I grew up a Young Earth Creationist who believed, among other things, that humans and dinosaurs walked the planet together. They were probably even on Noah’s ark!
Most if not all dinosaurs were present on the Ark, as they were clearly terrestrial creatures.1
But if dinosaurs were on the Ark, shouldn’t we find them in the Bible? After all, surely someone then would have written about such impressive animals! As it turns out, they did!
Look at Behemoth,
which I made just as I made you;
it eats grass like an ox.
(Job 40:15, NRSV)
In Job 40:15-24 we read of an impressive animal that is incredibly strong and incredibly large. This fits the description of a dinosaur!

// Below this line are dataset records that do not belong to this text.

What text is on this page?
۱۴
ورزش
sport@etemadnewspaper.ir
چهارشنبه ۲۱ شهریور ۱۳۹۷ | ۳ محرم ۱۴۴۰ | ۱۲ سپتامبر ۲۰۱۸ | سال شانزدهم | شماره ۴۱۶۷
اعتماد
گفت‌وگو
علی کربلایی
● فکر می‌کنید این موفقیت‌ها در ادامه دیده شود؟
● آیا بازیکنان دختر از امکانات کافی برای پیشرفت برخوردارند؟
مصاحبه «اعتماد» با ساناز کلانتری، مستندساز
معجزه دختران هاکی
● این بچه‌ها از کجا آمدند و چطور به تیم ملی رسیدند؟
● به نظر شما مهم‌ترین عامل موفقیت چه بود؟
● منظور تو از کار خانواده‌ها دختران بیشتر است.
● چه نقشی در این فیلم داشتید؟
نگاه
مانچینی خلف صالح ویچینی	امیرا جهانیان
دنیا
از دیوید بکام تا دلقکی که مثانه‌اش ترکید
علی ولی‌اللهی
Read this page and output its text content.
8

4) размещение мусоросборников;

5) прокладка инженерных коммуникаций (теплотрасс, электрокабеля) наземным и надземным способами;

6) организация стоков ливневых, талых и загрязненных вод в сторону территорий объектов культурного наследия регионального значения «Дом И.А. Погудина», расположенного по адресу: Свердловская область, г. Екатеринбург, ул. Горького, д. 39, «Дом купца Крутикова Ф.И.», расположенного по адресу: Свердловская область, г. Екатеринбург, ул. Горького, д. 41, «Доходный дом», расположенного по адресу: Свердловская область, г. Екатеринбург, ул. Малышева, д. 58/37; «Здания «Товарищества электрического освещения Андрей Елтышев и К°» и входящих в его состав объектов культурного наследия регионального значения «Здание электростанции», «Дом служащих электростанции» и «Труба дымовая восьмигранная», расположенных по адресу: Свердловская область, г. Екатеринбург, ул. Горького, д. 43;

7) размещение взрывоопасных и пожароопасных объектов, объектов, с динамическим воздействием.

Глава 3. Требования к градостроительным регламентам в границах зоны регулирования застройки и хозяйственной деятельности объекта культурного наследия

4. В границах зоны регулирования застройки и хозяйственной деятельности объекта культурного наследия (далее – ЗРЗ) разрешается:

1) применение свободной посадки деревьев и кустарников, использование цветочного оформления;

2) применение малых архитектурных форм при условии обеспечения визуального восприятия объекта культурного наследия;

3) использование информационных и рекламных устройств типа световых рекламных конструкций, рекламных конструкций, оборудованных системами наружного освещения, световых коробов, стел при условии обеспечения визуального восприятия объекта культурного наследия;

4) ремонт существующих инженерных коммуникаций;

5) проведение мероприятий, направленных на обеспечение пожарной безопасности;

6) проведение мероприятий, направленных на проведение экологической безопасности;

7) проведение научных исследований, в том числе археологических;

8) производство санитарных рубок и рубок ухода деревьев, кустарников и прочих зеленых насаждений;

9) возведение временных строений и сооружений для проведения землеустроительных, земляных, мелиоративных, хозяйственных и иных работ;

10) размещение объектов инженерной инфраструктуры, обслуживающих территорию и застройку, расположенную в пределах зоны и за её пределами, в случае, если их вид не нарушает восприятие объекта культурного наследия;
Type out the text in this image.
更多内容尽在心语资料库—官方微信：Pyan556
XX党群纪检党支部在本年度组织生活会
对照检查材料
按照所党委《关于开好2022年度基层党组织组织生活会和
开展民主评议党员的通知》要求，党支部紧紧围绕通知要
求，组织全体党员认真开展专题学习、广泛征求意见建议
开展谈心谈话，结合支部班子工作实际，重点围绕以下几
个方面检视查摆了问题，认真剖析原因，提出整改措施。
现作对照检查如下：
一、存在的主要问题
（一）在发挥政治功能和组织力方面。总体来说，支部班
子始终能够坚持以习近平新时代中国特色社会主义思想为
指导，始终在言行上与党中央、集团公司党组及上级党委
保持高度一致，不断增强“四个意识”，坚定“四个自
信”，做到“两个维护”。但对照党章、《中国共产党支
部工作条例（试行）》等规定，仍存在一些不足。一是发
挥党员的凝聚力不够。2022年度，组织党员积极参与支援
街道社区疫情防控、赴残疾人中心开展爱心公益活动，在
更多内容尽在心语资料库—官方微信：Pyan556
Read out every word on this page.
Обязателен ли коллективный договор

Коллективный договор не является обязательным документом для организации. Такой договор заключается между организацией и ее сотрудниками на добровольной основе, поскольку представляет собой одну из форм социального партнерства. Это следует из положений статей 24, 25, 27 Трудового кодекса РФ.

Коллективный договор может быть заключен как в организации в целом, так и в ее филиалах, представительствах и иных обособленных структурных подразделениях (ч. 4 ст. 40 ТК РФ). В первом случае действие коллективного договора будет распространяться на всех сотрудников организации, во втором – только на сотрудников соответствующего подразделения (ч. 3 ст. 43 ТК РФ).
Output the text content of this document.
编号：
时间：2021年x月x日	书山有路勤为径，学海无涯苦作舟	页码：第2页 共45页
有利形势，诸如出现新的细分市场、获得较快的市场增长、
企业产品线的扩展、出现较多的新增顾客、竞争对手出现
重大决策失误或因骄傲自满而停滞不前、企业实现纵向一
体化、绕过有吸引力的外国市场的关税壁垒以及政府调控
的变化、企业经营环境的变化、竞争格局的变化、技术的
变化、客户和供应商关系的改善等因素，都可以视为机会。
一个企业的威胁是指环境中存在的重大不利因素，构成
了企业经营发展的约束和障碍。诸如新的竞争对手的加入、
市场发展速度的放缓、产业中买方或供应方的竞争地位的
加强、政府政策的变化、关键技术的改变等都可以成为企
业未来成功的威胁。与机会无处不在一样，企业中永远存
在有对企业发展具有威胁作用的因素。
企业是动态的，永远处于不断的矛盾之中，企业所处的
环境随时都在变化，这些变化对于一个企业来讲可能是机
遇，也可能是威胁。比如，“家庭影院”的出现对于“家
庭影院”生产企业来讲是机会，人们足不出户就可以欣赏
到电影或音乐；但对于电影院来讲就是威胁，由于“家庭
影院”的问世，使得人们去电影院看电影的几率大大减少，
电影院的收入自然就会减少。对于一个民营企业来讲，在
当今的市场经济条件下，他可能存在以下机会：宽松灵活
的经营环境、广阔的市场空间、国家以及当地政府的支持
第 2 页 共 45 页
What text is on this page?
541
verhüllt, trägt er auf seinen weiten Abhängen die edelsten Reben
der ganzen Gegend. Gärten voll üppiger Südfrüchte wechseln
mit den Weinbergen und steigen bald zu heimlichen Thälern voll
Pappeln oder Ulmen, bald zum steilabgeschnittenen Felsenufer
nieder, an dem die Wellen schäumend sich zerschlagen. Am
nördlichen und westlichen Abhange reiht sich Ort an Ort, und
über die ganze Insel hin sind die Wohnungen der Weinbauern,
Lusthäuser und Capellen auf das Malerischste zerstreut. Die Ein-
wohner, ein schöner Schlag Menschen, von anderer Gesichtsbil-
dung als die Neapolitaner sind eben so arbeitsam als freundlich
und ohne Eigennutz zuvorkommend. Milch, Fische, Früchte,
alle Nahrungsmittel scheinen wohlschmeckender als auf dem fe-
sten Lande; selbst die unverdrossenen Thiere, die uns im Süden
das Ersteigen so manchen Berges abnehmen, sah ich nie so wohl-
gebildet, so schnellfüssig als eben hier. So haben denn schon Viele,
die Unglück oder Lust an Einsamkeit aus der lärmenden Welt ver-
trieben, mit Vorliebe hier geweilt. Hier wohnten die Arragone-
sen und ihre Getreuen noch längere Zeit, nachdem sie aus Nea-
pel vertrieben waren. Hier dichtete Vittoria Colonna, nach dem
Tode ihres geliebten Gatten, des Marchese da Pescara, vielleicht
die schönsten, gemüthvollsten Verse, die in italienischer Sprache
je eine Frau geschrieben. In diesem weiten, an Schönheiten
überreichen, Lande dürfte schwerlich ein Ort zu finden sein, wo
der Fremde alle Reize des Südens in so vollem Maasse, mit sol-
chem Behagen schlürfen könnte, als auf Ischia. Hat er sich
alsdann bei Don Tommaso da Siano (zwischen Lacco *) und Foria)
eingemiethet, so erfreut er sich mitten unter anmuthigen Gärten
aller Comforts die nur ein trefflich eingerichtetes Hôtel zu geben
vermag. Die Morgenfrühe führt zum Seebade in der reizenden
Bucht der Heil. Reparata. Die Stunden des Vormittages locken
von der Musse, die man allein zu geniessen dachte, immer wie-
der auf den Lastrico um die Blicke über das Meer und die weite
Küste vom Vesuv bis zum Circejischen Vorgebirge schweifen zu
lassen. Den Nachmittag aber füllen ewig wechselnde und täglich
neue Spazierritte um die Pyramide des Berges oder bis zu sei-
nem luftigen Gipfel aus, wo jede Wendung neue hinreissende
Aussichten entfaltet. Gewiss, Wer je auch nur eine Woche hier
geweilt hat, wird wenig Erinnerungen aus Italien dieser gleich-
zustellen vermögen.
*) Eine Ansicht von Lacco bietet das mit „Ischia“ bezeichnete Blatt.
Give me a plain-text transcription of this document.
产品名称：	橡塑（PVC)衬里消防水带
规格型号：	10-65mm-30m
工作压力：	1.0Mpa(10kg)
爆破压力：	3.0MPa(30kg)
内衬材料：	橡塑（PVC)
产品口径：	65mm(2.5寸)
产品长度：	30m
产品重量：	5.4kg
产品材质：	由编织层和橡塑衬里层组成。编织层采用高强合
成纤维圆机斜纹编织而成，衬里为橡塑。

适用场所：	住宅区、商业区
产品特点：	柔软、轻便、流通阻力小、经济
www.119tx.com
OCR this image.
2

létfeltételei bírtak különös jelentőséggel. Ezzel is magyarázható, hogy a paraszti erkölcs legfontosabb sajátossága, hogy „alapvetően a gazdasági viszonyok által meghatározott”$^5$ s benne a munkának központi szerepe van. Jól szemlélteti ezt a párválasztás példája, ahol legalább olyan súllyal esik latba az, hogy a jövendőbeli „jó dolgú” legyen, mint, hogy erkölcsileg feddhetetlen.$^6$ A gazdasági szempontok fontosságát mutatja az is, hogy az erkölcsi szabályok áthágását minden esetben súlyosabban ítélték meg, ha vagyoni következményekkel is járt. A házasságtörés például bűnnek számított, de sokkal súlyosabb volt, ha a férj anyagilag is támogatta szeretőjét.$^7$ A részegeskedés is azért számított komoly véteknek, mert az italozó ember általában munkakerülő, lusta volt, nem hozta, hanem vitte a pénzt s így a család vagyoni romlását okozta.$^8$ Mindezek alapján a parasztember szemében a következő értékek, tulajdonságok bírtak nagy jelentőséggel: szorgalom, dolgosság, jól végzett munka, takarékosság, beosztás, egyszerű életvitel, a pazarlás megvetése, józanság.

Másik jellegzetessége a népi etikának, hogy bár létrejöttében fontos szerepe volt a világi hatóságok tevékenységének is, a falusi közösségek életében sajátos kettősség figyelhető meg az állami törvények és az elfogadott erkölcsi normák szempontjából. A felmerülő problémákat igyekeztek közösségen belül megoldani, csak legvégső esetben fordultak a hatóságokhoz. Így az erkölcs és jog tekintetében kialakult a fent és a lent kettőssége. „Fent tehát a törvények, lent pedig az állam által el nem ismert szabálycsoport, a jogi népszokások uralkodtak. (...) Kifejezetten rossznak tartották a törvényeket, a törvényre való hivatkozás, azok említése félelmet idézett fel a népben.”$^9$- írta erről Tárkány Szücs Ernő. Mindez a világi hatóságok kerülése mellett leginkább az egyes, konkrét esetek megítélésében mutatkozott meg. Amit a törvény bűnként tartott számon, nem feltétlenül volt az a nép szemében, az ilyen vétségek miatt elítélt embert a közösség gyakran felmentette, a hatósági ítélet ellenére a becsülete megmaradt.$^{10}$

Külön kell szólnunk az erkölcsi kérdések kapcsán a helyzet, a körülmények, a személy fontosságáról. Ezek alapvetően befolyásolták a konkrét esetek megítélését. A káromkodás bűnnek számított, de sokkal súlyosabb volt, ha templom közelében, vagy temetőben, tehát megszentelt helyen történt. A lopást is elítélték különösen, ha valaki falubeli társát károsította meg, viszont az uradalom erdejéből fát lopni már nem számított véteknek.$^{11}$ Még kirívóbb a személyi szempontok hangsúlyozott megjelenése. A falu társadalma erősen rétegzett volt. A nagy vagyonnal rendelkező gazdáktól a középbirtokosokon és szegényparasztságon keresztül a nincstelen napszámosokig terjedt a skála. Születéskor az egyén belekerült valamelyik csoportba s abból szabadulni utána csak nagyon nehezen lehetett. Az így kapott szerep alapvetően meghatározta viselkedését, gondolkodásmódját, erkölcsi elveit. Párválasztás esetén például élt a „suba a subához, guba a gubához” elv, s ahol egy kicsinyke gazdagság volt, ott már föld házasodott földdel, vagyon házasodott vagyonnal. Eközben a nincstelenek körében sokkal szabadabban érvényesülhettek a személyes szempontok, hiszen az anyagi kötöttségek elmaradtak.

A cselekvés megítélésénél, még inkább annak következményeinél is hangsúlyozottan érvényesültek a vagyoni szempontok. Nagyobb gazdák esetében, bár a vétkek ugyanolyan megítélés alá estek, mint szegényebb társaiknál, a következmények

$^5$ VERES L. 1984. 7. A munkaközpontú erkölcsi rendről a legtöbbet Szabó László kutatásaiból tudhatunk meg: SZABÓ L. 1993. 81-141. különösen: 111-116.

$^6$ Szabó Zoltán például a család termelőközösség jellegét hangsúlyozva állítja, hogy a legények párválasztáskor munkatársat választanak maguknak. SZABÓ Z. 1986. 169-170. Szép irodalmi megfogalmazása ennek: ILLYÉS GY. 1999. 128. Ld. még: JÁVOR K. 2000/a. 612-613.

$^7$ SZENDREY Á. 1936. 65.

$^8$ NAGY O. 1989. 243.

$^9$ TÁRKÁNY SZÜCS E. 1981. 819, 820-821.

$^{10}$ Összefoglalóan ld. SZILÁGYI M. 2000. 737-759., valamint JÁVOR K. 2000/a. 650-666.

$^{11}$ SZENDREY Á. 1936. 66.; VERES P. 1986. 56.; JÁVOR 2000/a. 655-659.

Even after the Flood, dinosaurs could still be seen occasionally, though not in great herds common in former times. At the climax of the Satan-caused sufferings of the prophet Job, for example, God told Job to observe two of these great animals, the land-dwelling behemoth and the ocean-dwelling leviathan, and to realize that, even though no man alone could ever vanquish such awesome reptiles, God was well able to defeat them, for it was He who had made them.2
If we carefully scrutinize the text we will find that Behemoth simply isn’t a dinosaur. Elmer Martins in his entry in the Theological Wordbook of the Old Testament takes Behemoth to mean a hippopotamus but acknowledges that even if it is a large land animal it “may symbolize another meaning here as the strange beast of mythology.”3
Others have suggested that both Behemoth and Leviathan “may simply be ciphers for the strongest land and sea creatures imaginable, thus reinforcing YHWH’s dominion over the entire earth.”4
Obviously, the text isn’t referring to dinosaurs and I think the best option is that idea that they are mythic creatures that are featured in other ANE texts. One of the most convincing presentations of this idea that I’ve seen comes from pixels and papyrus on his YouTube channel.
Check it out.
NOTES
1 John Woodmorappe, Noah’s Ark: A Feasibility Study (Santee, CA: Institute for Creation Research, 1996), 4.
2 Henry M. Morris and John D. Morris, The Modern Creation Trilogy: Scripture and Creation, vol. 1 (Green Forest, AR: Master Books, 1996), 210.
3 Elmer A. Martins, “behemot,” in R. Laird Harris, et. al., Theological Wordbook of the Old Testament (Chicago, IL: Moody Publishers, 1980), 212. It should be noted that Martins didn’t think that the allusion to such a mythical animal gave any legitimacy to its existence. He writes, “The pagan concept, if it is at all in view, is modified by the addition of ‘which I have made’ (Job 40:15).”
4 Alissa Jones Nelson, “Job,” in Gale Yee, et. al., The Old Testament and Apocrypha, Fortress Commentary on the Bible (Minneapolis, MN: Fortress Press, 2014), 538. Nelson also notes that both beasts could refer to “mythical chaos monsters” similar to those found in other Ancient Near East texts.